3 Then what advantage has the Jew? Or what is the value of circumcision? Much, in every way. For in the first place the Jews were entrusted with the oracles of God. What if some were unfaithful? Will their faithlessness nullify the faithfulness of God? By no means! Although everyone is a liar, let God be proved true, as it is written,

“So that you may be justified in your words,
and prevail in your judging.”

But if our injustice serves to confirm the justice of God, what should we say? That God is unjust to inflict wrath on us? (I speak in a human way.) By no means! For then how could God judge the world? But if through my falsehood God’s truthfulness abounds to his glory, why am I still being condemned as a sinner? And why not say (as some people slander us by saying that we say), “Let us do evil so that good may come”? Their condemnation is deserved!

derailed-train

Points of Interest:

  • ‘Then what advantage has the Jew?’ – We’re still in Paul’s diatribe, his debate with his imaginary interrogator. Paul writes these series of questions (vs. 1, 3, 5, and 7) that he imagines the Jewish members of the Roman communities will have.Reading Paul devaluing the importance of being Jewish throughout chapter 2, perhaps someone imagined he thought being Jewish was worthless. Or that he was suffering from some ethnic self-hatred and joining the Roman authorities in their anti-Semitism. So Paul circles back and says that it’s wonderful to be Jewish and that Jews have had a central role in God’s work on earth. He’ll come back to this theme in greater detail later in the letter.
  • ‘Although everyone is a liar, let God be proved true’ – The behavior of people who claim to be close to God does not necessarily say anything about God. People might wonder if God should be judged on the basis of the people God trusts. Paul says no. God can be faithful to God’s promises, even if the people on the other end don’t hold up their end of the deal. This reminds me of parents who are determined to love their kid into successful adulthood, even when their child goes through a period of rebellion. It’s not necessarily the parents’ fault, and their plans can still come to pass.
  • ‘So that you may be justified in your words’ – Paul makes a quick allusion to a case study on this point. Here is a quotation from Psalm 51, which is King David (mentioned in 1:3) writing about how much he screwed up when he took a woman named Bathsheba as his lover and then arranged for her husband to be killed. Talk about being unfaithful! David tells God that God will be in the right to judge him and have him face consequence for this.

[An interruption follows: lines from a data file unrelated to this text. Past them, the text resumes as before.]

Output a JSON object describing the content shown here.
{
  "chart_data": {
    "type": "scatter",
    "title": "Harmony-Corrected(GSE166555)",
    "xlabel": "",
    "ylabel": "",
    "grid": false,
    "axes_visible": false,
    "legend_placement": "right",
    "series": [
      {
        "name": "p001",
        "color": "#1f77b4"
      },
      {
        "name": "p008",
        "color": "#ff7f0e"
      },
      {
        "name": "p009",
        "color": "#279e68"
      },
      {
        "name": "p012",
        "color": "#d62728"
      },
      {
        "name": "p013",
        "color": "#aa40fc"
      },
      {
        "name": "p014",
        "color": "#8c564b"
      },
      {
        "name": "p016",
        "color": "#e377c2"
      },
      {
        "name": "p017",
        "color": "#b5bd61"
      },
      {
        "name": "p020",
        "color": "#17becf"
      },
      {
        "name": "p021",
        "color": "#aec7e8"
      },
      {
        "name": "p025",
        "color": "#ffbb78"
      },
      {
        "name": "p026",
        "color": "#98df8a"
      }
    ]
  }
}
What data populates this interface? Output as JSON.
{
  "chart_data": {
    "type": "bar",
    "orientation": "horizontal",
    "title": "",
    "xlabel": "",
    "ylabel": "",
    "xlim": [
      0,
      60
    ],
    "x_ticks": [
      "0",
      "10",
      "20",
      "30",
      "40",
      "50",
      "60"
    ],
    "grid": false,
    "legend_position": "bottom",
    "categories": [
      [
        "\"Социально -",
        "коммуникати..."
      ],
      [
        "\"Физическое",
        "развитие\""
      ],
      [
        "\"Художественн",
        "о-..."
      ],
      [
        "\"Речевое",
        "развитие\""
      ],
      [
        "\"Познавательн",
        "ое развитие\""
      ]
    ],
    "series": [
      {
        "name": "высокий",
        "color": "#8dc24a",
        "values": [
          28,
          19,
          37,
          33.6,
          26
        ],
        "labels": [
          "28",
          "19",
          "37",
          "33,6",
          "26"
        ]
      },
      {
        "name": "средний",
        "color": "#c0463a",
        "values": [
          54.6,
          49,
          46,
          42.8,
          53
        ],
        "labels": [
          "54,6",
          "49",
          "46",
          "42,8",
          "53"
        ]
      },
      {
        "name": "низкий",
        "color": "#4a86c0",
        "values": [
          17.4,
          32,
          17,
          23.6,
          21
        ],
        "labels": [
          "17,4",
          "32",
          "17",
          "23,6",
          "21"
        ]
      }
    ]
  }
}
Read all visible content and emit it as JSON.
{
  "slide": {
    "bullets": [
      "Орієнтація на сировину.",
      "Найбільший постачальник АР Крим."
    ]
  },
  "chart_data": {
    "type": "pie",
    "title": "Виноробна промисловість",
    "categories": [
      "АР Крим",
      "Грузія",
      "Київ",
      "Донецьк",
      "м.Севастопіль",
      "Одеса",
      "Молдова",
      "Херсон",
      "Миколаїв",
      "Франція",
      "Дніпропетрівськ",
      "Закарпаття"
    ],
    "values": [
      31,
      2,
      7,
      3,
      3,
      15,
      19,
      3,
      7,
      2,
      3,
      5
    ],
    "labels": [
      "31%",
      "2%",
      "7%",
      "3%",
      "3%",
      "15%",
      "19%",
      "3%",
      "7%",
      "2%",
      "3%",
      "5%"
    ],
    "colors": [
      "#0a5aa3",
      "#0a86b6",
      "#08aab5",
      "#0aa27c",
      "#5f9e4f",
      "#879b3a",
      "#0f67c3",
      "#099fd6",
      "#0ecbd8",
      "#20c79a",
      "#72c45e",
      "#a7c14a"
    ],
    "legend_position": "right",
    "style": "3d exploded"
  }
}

The record of Israel’s kings says that David does face difficulties from these awful choices. Yet God is still able to be faithful to his promises to David and David’s legacy, almost despite David’s foolishness.
  • ‘For then how could God judge the world’ – Paul has established that it’s hard for people to derail God’s plans, even when they screw up. But what happens when this makes God look good? Should people be off the hook for our foolishness when God finds a way to make it all work out for good? Paul says no by appealing to a core conviction most people who believe in a god have had about that god – that God has a responsibility to judge the world: to establish a sense of justice and of right and wrong, and to ensure that there are consequences for injustice.
  • ‘as some people slander us’ – Paul apparently believes that his reputation has preceded him, that some people are saying he is so committed to God’s message of love and grace and kindness that people should do evil just so that they can be forgiven by God. Paul thinks this reasoning is so ridiculous that he doesn’t even entertain it.

Taking It Home:

For youHas it ever felt like God’s plans for your life might be derailed, either because of circumstances, or because of your own or others’ bad behavior? What does it mean to you that people’s faithlessness cannot “nullify the faithfulness of God”?

For your 6 – Perhaps some of your 6 were born with particular advantages. Ask God they would experience these with gratitude, and that God’s good hopes for each of their lives would come to be as well.